Einblick in die Forschung
Über den Stand der Forschung informierte Prof. Dr. Harald Baumeister von der Universität Ulm in seinem Impulsreferat „Blended Therapy: Integration neuer Medien in den psychotherapeutischen Alltag“. Der Leiter der Abteilung für Klinische Psychologie und Psychotherapie und der psychotherapeutischen Hochschulambulanz führte an, dass eine Fülle von Studien die Wirksamkeit von Interventionen mittels Internet und Smartphones belege, wobei therapeutisch begleitete Online-Programme mehr Wirksamkeit entfalten würden als unbegleitete. Hinsichtlich des Vergleichs mit face-to-face-Angeboten ließen eidenzbasierte Metaanalysen erkennen: Bei Erwachsenen, die sich die Nutzung sowohl von Online- als von Offline-Angeboten vorstellen können, wirke beides gleich gut. Auch eine Metaanalyse für den Kinder- und Jugendlichenbereich zeige keinen Unterschied in der Wirksamkeit. Vergleichsweise wenig ließe sich derzeit darüber sagen, wie viele Menschen Online-Interventionen für akzeptabel halten. Es zeige sich aber, dass Informationen und Aufklärung die Akzeptanz erhöhen. Diskutiert werde zudem, ob Online-Therapien den Zugang zu klassischen Psychotherapien erleichtern oder erschweren können.
Als eine Verzahnungsmöglichkeit von Online-Interventionen und unmittelbarer Psychotherapie beschrieb Baumeister die sequentielle Abfolge. Hierbei können Online-Maßnahmen der erste Schritt sein, etwa für Menschen, die auf einen Therapieplatz warten, oder auf den direkten Therapeutenkontakt folgen, zum Beispiel für die Nachsorge im Anschluss an einen Klinikaufenthalt.

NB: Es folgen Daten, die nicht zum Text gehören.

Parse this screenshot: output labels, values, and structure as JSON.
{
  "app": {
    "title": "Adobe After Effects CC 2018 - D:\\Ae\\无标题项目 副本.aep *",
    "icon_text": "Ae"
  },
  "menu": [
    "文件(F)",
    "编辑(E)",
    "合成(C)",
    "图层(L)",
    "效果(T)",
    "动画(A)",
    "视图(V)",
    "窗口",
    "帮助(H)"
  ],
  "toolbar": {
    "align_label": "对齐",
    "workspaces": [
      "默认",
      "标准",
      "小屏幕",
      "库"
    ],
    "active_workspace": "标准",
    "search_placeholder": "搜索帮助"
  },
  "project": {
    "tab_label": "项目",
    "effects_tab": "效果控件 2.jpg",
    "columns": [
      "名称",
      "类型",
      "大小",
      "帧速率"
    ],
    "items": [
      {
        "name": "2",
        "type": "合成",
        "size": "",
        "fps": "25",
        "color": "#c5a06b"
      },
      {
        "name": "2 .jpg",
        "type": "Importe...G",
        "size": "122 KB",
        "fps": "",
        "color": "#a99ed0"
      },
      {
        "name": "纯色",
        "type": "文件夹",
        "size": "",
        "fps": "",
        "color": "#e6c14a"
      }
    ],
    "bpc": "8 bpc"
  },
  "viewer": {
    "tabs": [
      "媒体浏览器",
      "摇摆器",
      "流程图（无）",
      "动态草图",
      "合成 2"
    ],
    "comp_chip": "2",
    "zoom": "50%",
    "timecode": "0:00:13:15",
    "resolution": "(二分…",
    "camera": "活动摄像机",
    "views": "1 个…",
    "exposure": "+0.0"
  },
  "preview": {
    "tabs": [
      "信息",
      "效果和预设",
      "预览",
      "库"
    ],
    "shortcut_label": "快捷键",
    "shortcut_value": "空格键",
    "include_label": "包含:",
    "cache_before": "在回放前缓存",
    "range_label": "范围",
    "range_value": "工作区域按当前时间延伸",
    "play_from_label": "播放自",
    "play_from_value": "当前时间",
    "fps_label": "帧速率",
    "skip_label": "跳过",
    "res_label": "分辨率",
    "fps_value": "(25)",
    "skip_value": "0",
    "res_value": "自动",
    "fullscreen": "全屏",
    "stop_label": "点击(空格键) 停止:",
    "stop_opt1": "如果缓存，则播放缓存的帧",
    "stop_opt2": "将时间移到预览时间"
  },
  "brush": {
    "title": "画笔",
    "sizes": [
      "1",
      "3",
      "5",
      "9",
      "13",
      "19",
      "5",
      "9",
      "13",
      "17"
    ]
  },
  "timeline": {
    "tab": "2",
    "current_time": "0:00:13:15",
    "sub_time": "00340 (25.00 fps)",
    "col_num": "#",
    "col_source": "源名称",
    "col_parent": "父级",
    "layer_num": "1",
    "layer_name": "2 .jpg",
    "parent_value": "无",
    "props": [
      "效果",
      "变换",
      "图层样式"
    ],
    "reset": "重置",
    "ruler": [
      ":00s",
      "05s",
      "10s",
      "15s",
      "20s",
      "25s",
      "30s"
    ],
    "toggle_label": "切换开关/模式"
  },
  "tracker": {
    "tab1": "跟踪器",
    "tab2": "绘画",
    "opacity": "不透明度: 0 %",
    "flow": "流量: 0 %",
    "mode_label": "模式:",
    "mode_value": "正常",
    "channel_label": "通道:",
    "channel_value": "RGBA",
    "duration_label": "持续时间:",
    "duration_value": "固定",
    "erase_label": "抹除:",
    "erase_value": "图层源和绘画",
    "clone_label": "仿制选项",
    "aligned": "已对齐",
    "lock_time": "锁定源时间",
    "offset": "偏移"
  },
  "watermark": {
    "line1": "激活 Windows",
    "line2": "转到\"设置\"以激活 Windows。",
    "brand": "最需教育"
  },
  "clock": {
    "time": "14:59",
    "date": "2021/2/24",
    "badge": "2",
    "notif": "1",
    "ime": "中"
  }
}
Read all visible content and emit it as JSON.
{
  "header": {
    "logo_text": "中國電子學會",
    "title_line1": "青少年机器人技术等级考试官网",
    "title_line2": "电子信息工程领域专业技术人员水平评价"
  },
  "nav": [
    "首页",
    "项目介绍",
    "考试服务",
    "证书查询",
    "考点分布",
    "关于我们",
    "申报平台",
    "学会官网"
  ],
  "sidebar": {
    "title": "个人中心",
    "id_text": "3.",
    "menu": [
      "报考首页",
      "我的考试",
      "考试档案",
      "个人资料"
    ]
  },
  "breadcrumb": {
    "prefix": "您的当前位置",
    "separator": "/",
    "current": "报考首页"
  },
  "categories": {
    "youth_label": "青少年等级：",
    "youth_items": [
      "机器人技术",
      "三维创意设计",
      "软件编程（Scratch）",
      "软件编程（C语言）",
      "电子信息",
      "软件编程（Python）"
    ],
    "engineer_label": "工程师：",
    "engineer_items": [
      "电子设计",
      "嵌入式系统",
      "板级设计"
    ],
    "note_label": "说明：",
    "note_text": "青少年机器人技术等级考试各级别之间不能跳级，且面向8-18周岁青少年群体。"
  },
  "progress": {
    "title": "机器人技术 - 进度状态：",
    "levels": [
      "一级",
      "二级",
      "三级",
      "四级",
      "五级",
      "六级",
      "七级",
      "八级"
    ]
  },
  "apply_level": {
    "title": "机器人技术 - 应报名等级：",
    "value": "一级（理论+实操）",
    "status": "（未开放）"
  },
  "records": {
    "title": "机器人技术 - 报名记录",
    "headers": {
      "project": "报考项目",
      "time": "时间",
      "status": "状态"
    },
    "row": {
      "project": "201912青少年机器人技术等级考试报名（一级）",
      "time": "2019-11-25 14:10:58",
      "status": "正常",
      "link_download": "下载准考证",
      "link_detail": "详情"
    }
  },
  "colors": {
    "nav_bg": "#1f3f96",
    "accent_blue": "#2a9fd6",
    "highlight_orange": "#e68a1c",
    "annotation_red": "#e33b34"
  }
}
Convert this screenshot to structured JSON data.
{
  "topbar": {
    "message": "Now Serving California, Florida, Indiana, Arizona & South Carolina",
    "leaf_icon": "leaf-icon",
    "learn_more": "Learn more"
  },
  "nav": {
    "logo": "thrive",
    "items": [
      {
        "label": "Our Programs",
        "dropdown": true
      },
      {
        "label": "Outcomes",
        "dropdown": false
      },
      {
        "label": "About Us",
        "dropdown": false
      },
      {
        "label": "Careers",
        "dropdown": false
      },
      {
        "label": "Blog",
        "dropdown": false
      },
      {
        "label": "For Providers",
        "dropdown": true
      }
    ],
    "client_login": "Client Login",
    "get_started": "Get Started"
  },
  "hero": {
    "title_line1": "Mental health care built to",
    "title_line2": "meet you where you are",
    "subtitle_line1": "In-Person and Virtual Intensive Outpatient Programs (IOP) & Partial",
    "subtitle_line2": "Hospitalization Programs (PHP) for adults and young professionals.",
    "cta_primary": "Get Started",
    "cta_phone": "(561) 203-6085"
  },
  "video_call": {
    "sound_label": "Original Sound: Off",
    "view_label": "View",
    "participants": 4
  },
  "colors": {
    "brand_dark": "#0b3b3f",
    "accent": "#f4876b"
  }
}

Eine andere Form der Umsetzung der Blended Therapy sei die Integration einzelner Internetmodule in eine unmittelbare Psychotherapie vor Ort. Neben Fragen zu Wirksamkeit, Versorgungsrelevanz und der Gestaltung von Angeboten stellte der Referent als weitere Diskussionspunkte den Weg in die Praxis und die Auswirkungen der Veränderungen auf das Verständnis von Psychotherapie und das Selbstverständnis des Berufsstandes heraus. Die Profession sollte sich in jedem Fall mit dem Thema „Online-Angebote in der Psychotherapie“ befassen. Würden Psychotherapeutinnen und Psychotherapeuten hier nicht aktiv, sei die Frage, wer dieses Feld zukünftig übernehmen würde.
Rechtliche Voraussetzungen
Über die rechtlichen Rahmenbedingungen für mediengestützte Interventionen in der Psychotherapie informierte Prof. Dr. Martin H. Stellpflug, Justiziar der Bundespsychotherapeutenkammer (BPtK). Er erläuterte, dass Psychologische Psychotherapeutinnen und Psychologische Psychotherapeuten und Kinder- und Jugendlichenpsychotherapeutinnen und Kinder- und Jugendlichenpsychotherapeuten laut ihrer Berufsordnung mediengestützte Interventionen grundsätzlich anwenden dürfen. Wesentlich sei, Beratung und Heilkunde voneinander abzugrenzen. Zudem halte die Berufsordnung fest, dass bei Psychotherapien mithilfe elektronischer Kommunikationsmedien besondere Sorgfaltspflichten einzuhalten seien. Vor allem hinsichtlich Aufklärung und Diagnosestellung würden sich daraus besondere Anforderungen ergeben.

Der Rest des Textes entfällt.